Aneka variasi keris dan senjata pusaka lain dari berbagai daerah di Nusantara ini yang akan dipamerkan di Bentara Budaya Jakarta pada 11-16 Agustus 2015. Sebagian besar yang dipamerkan adalah senjata pusaka masyarakat pesisir. Selain itu juga akan digelar sarasehan dan diskusi tentang keris bahari.

Budaya Nusantara

Asal-usul keris hingga sejauh ini masih menjadi perdebatan. Sebagian menyebutnya berasal dari Jawa, misalnya Bambang Harsrinuksmo dalam Ensiklopedi Keris (2004). Namun, sebagian menyebutnya berasal dari budaya Melayu, seperti Sir Thomas Raffles dalam The History of Java (1817).
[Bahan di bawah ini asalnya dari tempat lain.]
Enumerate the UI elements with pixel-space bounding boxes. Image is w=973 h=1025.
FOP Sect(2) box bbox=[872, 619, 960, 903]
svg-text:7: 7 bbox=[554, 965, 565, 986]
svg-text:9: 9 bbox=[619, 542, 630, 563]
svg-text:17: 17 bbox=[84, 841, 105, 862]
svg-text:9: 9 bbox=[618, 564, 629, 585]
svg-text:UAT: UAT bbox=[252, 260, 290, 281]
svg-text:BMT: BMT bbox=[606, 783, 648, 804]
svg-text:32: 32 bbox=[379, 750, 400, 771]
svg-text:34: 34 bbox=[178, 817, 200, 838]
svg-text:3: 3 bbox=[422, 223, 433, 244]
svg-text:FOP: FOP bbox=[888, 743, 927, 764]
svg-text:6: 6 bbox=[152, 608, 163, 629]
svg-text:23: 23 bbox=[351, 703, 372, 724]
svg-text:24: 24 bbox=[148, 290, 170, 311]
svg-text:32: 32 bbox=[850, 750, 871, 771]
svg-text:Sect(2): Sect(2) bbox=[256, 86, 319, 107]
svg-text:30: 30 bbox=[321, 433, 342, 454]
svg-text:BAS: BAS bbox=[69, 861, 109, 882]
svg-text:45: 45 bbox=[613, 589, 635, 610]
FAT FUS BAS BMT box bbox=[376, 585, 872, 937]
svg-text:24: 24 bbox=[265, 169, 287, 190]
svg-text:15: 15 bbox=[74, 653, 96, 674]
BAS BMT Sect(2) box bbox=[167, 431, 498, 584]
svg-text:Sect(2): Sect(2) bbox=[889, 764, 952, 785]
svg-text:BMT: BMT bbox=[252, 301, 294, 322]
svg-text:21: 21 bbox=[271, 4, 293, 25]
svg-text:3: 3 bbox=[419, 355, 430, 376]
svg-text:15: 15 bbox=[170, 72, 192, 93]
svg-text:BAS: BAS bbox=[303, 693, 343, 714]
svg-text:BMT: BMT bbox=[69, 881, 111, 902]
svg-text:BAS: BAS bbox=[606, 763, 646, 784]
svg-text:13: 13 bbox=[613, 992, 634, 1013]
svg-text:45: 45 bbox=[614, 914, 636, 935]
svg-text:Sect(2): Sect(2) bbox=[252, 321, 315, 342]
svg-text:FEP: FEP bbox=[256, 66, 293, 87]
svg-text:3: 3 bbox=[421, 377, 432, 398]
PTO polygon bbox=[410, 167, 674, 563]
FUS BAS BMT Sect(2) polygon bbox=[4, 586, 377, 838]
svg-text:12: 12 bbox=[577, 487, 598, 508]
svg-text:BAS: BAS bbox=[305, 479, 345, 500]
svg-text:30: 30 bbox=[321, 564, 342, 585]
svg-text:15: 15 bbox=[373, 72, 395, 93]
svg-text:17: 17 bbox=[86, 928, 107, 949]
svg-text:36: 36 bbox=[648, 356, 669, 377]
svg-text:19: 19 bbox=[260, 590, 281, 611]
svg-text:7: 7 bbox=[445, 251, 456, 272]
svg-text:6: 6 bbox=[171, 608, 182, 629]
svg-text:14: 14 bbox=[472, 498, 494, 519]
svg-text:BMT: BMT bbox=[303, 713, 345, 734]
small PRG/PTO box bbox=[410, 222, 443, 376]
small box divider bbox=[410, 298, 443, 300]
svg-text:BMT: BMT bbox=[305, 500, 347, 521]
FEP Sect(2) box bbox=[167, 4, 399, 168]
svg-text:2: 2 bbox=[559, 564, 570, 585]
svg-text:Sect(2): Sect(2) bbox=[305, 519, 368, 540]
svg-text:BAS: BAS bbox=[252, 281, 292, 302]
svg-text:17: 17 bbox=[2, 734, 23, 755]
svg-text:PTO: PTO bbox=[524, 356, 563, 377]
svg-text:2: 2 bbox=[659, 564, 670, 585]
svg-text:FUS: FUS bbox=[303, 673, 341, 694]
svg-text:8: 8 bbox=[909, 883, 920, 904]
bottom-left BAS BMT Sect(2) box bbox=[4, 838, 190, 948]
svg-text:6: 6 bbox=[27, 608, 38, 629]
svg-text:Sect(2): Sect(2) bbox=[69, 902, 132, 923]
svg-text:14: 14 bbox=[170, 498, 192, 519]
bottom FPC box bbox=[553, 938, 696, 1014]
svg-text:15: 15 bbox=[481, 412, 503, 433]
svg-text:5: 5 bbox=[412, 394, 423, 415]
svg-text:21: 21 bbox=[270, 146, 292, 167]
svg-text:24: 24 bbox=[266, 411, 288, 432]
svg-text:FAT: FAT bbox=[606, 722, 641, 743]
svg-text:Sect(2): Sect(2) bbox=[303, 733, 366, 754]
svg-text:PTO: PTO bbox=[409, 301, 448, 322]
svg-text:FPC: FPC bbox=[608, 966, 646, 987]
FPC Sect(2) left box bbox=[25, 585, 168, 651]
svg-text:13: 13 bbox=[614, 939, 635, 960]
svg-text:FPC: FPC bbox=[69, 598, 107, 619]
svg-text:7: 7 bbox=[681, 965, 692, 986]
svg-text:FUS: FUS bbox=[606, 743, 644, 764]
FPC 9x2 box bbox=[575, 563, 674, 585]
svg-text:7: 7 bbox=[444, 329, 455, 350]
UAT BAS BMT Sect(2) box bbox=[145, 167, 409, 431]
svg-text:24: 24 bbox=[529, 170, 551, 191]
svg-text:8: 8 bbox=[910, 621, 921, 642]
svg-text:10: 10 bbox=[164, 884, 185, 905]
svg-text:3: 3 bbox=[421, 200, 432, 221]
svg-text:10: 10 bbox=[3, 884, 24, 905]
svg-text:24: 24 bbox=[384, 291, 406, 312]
Yang jelas, UNESCO telah menyebut keris sebagai a distinctive, asymmetrical dagger from Indonesia.

Penyebaran keris yang meluas menunjukkan bahwa teknologi ini pernah dipertukarkan secara intensif melalui kegiatan pelayaran di masa lalu. Bukan hanya teknik pembuatannya yang dipertukarkan, logam untuk membuat keris juga merupakan komoditas pelayaran yang penting. Misalnya, besi Luwu (Sulawesi Selatan) yang dikenal sebagai bahan pamor keris diperdagangkan ke Jawa (Majapahit) sejak abad ke-14 (Ian Caldwell, 1998), dan masih terjadi hingga tahun 1930-an (Harsrinuksmo, 2004).

Menurut sejarawan Bugis, Edward L Poelinggomang, besi Luwu diekspor melalui Teluk Bone, dan menjadi komoditas penting bagi pelaut Bugis dan Jawa. "Selain pedagang Majapahit, pedagang dari Buton juga mengambil bijih besi dari Luwu dan membangun industri besi di Kepulauan Tukang Besi, sekarang dikenal dengan nama Kabupaten Wakatobi," katanya.

Tak hanya besi Luwu, beberapa wilayah lain di Nusantara juga tercatat memiliki kekayaan material bahan baku. Misalnya, Minangkabau yang disebut memiliki "Gunung Besi" dan telah ditambang selama berabad-abad sebelum datangnya era industri besi modern oleh Belanda pada abad ke-18.

Seperti disebutkan Marsden (1783), para perajin Minangkabau "sejak dari dulu sekali sudah membuat persenjataan untuk digunakan sendiri dan untuk memasok penduduk bagian utara dari pulau tersebut". Demikian halnya, Bangka dan Belitung telah mengekspor besi serta perkakas besi melalui penguasa di Palembang (Tome Pires, 1515). Sementara Kerajaan Pajajaran di Jawa Barat sebelum tahun 1500 telah menambang bijih besi yang mengandung titanium dari pegunungan Jawa barat daya (Anthony Reid 2014).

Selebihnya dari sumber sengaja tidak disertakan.